With that information I opened my box and looked for a weighted, mostly black fly with an orange head. Despite literally designing the exact pattern, I had no such fly in my box. In the last few seasons, I decided to mostly fish absurdly bright flashy flies. Fortunately, John had the right fly for me. I switched flies, went to a heavier longer tip and was back at it with a renewed sense of delusional confidence.

About an hour later I got cranked on a fish. I let the fly fish out and dangle, but it didn’t come back. I reloaded and swung it again. Nothing. We dropped the boat down through the run but the fish didn’t come back. I wondered if the Ahrex Homerun would’ve connected with the fish.

We fished a few more pieces of water. Swing, swing, drop the boat, swing, swing, and on it goes. Sometime in the early afternoon I stuck a super-charged steelhead. The fish immediately charged downstream. My reel was screaming, when all of a sudden, the fish jumped. The steelhead wasn’t just way downstream, it also ran across to the other side of the river, creating a huge L shape in my fly line. Once airborne, I began to lose tension on the wild animal. I couldn’t reel line in fast enough; I tried stripping in line by hand but that didn’t do the trick either. 

By 3 pm, we wrapped up the day back at the boat launch, compared notes, and enjoyed a few ice cold Labatt Blue Lights. The clear winner of the day was Rob.

big steelhead spey casting on the manistee


Day 2 started in the dark at the boat launch like day 1, but the temperature was nearly 20 degrees warmer. What made the day interesting was the wind forecast of 15-25 MPH. 

The night before we tied flies that looked exactly like what was working that day - a weighted black fly with an orange head. I tied a variation of the hot fly with Ripple Ice Fiber (best stuff ever) instead of marabou.

Today, I was fishing with Captain Steve Pels, and one of the new guys, Adam. Not long after we launched the wind began to roar upstream, its intensity varied from annoying to hilariously unbearable. I ended up getting a nice fresh hen steelhead that day but the real story was the wind. I like to say that the wind keeps you honest and doesn’t let any bullshit casts through. Today was the exception to that. The wind didn’t let any casts through. I felt like I was playing basketball against Shaq – I had no chance. There was no way around it, every cast got pushed around or slammed back at me.
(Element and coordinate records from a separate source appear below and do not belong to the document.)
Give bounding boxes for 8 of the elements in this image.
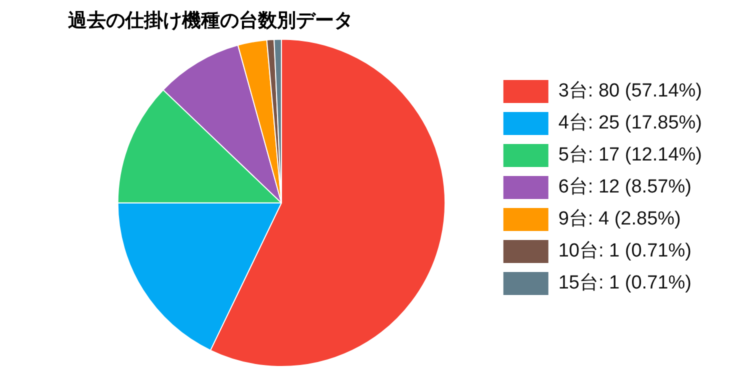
legend-label: 10台: 1 (0.71%) — [558, 240, 692, 262]
legend-label: 5台: 17 (12.14%) — [558, 144, 702, 166]
legend-label: 9台: 4 (2.85%) — [558, 208, 681, 230]
legend-label: 6台: 12 (8.57%) — [558, 176, 692, 198]
chart-title: 過去の仕掛け機種の台数別データ — [67, 9, 353, 32]
legend-label: 4台: 25 (17.85%) — [558, 112, 702, 134]
legend-label: 3台: 80 (57.14%) — [558, 80, 702, 102]
legend-label: 15台: 1 (0.71%) — [558, 272, 692, 294]
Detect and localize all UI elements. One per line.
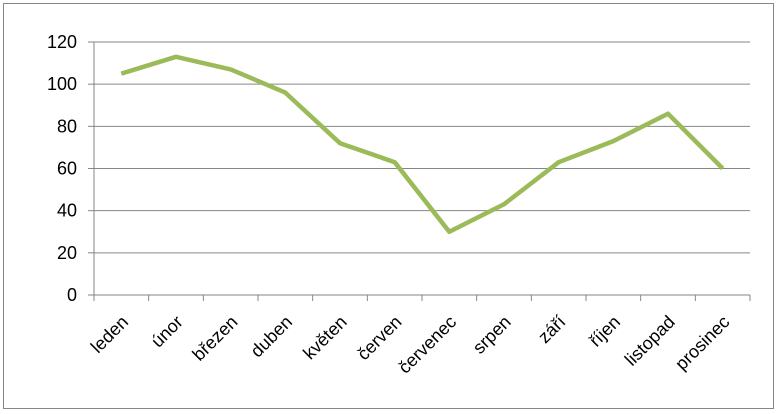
y-tick-label: 80 [57,116,77,136]
x-tick-label: srpen [469,312,515,358]
x-tick-label: duben [247,312,297,362]
x-tick-label: říjen [585,312,624,351]
x-tick-label: červen [353,312,405,364]
x-tick-label: prosinec [671,312,733,374]
y-tick-label: 40 [57,201,77,221]
series-line [120,54,725,235]
y-tick-label: 60 [57,159,77,179]
x-tick-label: září [534,312,569,347]
x-tick-label: březen [188,312,241,365]
y-tick-label: 100 [47,74,77,94]
y-tick-label: 120 [47,32,77,52]
y-tick-label: 0 [67,285,77,305]
x-tick-label: únor [147,312,187,352]
x-tick-label: leden [87,312,132,357]
x-tick-label: červenec [394,312,460,378]
x-tick-label: listopad [621,312,679,370]
x-tick-label: květen [299,312,351,364]
y-tick-label: 20 [57,243,77,263]
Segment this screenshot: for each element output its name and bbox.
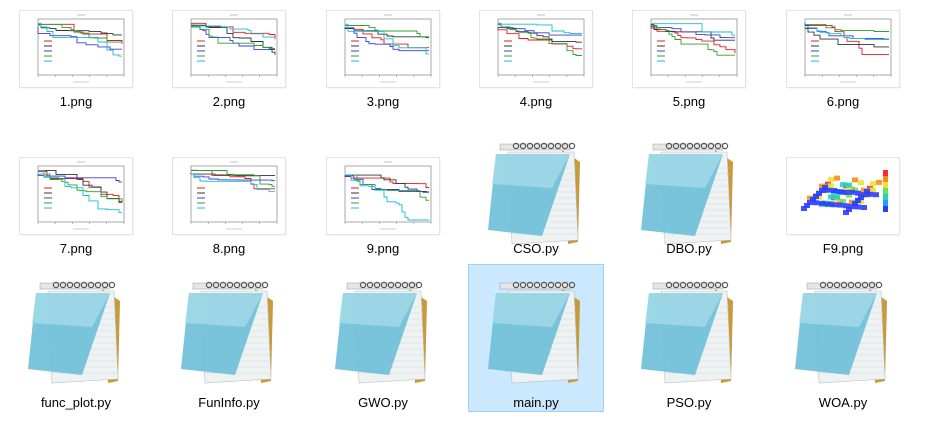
file-name-label: DBO.py — [666, 241, 712, 256]
file-item[interactable]: CSO.py — [468, 142, 604, 295]
file-item[interactable]: 4.png — [468, 0, 604, 148]
file-name-label: 2.png — [212, 94, 246, 109]
file-name-label: 9.png — [366, 241, 400, 256]
file-name-label: FunInfo.py — [198, 395, 260, 410]
convergence-chart-thumbnail — [327, 158, 439, 234]
notepad-file-icon — [175, 271, 283, 393]
file-item[interactable]: 2.png — [161, 0, 297, 148]
notepad-file-icon — [22, 271, 130, 393]
convergence-chart-thumbnail — [787, 11, 899, 87]
convergence-chart-thumbnail — [173, 11, 285, 87]
file-item[interactable]: 6.png — [775, 0, 911, 148]
file-item[interactable]: 3.png — [315, 0, 451, 148]
file-name-label: 5.png — [672, 94, 706, 109]
file-name-label: 4.png — [519, 94, 553, 109]
file-name-label: 7.png — [59, 241, 93, 256]
file-item[interactable]: DBO.py — [621, 142, 757, 295]
file-item[interactable]: 1.png — [8, 0, 144, 148]
file-name-label: 3.png — [366, 94, 400, 109]
convergence-chart-thumbnail — [173, 158, 285, 234]
convergence-chart-thumbnail — [633, 11, 745, 87]
file-item[interactable]: main.py — [468, 264, 604, 412]
file-item[interactable]: F9.png — [775, 147, 911, 295]
file-name-label: WOA.py — [818, 395, 868, 410]
file-name-label: CSO.py — [513, 241, 559, 256]
convergence-chart-thumbnail — [327, 11, 439, 87]
file-item[interactable]: 9.png — [315, 147, 451, 295]
file-name-label: 8.png — [212, 241, 246, 256]
notepad-file-icon — [482, 132, 590, 254]
notepad-file-icon — [482, 271, 590, 393]
convergence-chart-thumbnail — [480, 11, 592, 87]
file-name-label: main.py — [513, 395, 559, 410]
notepad-file-icon — [789, 271, 897, 393]
file-name-label: func_plot.py — [40, 395, 112, 410]
file-name-label: PSO.py — [666, 395, 712, 410]
file-name-label: GWO.py — [358, 395, 408, 410]
file-item[interactable]: func_plot.py — [8, 264, 144, 412]
file-name-label: 6.png — [826, 94, 860, 109]
surface-plot-thumbnail — [787, 158, 899, 234]
convergence-chart-thumbnail — [20, 158, 132, 234]
notepad-file-icon — [329, 271, 437, 393]
file-item[interactable]: 7.png — [8, 147, 144, 295]
file-item[interactable]: 5.png — [621, 0, 757, 148]
notepad-file-icon — [635, 132, 743, 254]
notepad-file-icon — [635, 271, 743, 393]
file-item[interactable]: 8.png — [161, 147, 297, 295]
file-item[interactable]: WOA.py — [775, 264, 911, 412]
file-item[interactable]: FunInfo.py — [161, 264, 297, 412]
file-name-label: 1.png — [59, 94, 93, 109]
file-name-label: F9.png — [822, 241, 864, 256]
file-item[interactable]: GWO.py — [315, 264, 451, 412]
file-item[interactable]: PSO.py — [621, 264, 757, 412]
convergence-chart-thumbnail — [20, 11, 132, 87]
spey casting out of a boat on the manistee

 Just before noon I got a big pull. It was definitely a steelhead and it was definitely hooked.

She taped out 26”*15”

manistee steelhead on the swing

In the afternoon we worked our way downstream passing through 3 self-proclaimed “No Wake Zones”. Apparently, river law allows any property owner to enact the law and everyone just follows it. Fair enough I thought, but what if the neighbor on the other bank had a “No No Wake Zone” sign? These are things I ponder when spey casting.

Back at the boat ramp, we talked up the day; more fish were lost than landed. The steelhead did not appear to mind the wind, maybe they even liked it. That night, half the guy headed back downstate; the other half hit up the hotel hot tub. 
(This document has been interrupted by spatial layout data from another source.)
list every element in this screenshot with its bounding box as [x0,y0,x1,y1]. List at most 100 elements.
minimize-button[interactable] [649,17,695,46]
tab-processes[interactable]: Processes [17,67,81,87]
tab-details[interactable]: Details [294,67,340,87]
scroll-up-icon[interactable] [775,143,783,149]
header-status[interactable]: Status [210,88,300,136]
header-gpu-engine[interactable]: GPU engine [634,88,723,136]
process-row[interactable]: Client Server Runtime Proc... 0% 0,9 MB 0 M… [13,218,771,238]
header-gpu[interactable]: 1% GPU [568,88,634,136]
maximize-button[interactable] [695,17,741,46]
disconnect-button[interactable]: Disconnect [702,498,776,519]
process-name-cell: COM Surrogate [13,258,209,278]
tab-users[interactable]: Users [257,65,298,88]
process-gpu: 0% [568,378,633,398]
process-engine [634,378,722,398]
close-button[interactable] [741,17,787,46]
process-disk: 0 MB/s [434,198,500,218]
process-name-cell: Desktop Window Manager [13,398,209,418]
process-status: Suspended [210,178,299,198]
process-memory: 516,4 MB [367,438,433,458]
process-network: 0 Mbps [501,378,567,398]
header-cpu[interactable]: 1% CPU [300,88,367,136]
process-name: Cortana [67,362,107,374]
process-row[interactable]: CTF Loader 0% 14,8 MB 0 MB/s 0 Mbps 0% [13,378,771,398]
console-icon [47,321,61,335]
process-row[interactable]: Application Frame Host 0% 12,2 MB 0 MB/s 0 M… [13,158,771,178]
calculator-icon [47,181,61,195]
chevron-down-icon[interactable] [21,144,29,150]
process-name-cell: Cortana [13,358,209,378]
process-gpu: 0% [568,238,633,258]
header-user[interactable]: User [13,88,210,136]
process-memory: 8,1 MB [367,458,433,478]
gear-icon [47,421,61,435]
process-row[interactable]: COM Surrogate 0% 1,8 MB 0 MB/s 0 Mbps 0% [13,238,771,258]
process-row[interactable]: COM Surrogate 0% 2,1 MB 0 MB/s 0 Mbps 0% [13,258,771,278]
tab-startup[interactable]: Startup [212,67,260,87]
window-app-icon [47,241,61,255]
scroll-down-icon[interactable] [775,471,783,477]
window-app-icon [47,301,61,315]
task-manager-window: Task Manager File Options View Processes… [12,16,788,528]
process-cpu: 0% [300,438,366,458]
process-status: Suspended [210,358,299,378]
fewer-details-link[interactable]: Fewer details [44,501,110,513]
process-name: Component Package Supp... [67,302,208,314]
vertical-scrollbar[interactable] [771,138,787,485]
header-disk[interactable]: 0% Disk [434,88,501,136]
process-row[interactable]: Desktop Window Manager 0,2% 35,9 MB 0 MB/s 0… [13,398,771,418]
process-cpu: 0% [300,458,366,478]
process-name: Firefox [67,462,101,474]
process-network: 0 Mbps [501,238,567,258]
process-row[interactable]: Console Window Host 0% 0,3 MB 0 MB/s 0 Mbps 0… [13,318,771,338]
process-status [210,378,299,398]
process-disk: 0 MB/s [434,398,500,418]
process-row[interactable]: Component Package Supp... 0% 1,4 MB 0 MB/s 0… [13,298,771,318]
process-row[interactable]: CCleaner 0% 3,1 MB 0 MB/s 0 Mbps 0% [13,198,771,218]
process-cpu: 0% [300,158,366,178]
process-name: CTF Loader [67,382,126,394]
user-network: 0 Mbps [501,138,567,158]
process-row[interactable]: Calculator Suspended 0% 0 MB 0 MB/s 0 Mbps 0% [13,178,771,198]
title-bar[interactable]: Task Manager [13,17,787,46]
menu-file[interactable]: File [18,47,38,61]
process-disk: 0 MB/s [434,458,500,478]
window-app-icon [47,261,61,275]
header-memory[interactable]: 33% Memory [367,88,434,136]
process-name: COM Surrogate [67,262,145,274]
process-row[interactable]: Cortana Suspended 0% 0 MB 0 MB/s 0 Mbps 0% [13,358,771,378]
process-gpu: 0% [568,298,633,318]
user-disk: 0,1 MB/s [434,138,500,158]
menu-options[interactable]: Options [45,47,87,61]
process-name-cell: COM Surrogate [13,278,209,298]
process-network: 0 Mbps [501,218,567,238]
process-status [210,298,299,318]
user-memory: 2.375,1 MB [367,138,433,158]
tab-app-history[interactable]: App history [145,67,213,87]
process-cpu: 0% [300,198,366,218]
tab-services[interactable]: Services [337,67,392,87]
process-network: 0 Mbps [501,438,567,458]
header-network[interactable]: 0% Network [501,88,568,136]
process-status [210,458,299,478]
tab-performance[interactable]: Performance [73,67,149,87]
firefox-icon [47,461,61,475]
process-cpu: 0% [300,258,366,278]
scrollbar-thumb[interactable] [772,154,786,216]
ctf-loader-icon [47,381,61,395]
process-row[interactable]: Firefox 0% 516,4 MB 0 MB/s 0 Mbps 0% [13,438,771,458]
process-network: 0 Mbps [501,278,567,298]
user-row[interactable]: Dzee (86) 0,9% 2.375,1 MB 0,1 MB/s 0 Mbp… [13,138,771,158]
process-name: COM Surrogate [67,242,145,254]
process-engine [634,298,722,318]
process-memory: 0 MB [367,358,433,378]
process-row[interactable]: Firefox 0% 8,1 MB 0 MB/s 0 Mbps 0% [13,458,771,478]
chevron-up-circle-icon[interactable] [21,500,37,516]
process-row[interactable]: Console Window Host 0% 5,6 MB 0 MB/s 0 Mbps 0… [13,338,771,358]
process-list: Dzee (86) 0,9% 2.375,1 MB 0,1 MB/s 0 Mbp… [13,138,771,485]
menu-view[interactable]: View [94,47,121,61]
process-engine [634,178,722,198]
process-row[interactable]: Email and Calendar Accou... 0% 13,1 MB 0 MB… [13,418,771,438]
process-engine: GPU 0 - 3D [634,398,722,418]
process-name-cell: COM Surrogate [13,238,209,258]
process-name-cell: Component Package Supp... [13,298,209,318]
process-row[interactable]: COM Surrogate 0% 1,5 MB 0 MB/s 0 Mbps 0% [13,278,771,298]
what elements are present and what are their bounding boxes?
hot tub in northern michigan

We talked more steelhead theories and we talked the regs in the flies only of the PM. Later in the night we arrived at our best hot tub idea. A fishing bum should get 2 sugar mommas – one in Alaska (oil money) and one in Florida (real estate money). The bum could spend summers in Alaska fishing for Salmon and giant Trout. When the weather turns, he heads down to Florida and gets after Tarpon, Permit and Snook. I think we decided it would make great reality TV too.  A boy can dream.

Day 3, the last day of the trip and the wind was back and stronger than ever. Pels and I fished hard, and late morning he got a big tug but little else. The fishing was tough, even the pinners weren’t getting anything.